埼玉の乳児放置死 逮捕の父「支援必要ない」、町職員に激高

 衰弱していた生後3カ月の女児を放置、死亡させたとして、保護責任者遺棄致死の疑いで父親の金井裕喜容疑者(29)=埼玉県美里町関=と母親のあずさ容疑者(28)=同=が逮捕された事件で、町は20日、緊急の記者会見を開き、町と両容疑者とのやりとりなどを明らかにした。原田信次町長は「このような事態になり遺憾だ。再発防止に努めたい」と述べ、経緯を検証する考えを示した。

 町によると、裕喜容疑者は育児支援制度の説明のために自宅を訪れた町職員に対し「支援は必要ない」「俺のことをばかにしているのか」と声を荒らげることがあり、児童虐待のリスクを警戒して令和元年9月から熊谷児童相談所と情報の共有を進めていた。
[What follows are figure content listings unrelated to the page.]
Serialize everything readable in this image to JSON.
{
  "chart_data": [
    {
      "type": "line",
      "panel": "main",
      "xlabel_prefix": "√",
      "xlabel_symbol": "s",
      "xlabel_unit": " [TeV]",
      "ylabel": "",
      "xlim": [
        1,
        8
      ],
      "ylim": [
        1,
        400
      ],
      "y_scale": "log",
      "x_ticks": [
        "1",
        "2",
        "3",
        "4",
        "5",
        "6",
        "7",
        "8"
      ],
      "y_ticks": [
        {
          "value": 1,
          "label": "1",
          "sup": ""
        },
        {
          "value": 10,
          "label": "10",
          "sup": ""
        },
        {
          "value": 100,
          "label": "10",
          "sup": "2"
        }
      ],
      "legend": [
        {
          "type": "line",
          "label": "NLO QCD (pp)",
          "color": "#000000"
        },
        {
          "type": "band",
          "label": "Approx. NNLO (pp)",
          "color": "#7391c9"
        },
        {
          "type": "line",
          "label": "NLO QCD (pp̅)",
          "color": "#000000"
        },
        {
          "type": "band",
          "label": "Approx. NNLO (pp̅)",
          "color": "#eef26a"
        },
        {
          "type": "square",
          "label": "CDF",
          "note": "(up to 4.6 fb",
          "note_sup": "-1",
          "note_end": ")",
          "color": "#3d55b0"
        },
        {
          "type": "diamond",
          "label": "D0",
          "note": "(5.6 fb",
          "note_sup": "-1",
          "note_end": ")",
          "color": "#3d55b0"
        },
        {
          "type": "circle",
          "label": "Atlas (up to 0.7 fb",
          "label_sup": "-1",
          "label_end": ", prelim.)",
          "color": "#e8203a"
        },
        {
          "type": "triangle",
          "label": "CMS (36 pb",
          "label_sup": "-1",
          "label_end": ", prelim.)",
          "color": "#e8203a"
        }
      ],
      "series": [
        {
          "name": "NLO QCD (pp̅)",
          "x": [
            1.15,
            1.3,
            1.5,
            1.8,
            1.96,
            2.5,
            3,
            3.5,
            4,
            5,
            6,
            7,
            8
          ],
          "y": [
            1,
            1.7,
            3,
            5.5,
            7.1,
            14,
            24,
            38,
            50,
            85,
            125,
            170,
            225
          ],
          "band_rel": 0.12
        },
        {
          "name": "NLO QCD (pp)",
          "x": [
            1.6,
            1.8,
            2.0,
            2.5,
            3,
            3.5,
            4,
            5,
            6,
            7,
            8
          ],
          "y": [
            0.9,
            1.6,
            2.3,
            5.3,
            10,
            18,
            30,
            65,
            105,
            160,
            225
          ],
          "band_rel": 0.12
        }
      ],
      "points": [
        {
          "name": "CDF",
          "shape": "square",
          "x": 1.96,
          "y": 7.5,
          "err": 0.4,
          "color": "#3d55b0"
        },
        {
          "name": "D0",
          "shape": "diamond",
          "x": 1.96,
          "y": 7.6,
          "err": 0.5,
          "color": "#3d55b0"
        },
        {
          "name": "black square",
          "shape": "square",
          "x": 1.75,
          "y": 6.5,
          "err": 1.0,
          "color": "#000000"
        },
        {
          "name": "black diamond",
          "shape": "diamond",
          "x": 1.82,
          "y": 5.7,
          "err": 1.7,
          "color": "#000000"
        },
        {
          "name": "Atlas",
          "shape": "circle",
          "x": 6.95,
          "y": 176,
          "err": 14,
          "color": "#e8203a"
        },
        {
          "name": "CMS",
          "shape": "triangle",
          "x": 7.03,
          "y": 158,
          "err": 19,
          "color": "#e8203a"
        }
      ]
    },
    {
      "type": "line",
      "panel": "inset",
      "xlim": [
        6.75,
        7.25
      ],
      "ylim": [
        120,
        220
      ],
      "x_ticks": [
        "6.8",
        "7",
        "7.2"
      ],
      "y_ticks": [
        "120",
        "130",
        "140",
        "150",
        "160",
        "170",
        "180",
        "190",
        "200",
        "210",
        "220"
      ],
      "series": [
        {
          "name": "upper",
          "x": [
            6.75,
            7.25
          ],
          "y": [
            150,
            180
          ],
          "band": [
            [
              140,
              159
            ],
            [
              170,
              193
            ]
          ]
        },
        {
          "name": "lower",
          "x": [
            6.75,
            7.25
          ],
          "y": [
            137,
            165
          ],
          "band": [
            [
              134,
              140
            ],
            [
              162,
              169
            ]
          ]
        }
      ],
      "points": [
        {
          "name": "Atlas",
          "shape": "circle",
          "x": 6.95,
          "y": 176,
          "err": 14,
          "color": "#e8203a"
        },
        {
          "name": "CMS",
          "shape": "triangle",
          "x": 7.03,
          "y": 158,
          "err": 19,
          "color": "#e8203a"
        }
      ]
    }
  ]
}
 喜空(きあ)ちゃんの死亡が確認されたのは昨年9月11日。両容疑者はその約1カ月半前の7月27日、喜空ちゃんを連れて町の保健センターを訪れて発育測定をした。喜空ちゃんの発育は良好で、町は虐待の疑いはないと判断したという。

 8月23日、近所の住民から「泣き声がうるさい」との通報があった。この時点で町と児相は「9月9日の乳児検診に訪れなかった場合、児相が子供たちの状況の把握に乗り出す」と確認した。

 しかし、検診会場の病院に両容疑者と喜空ちゃんは姿を見せず、あずさ容疑者の親族が家を訪ねたものの応答はなかったという。(内田優作)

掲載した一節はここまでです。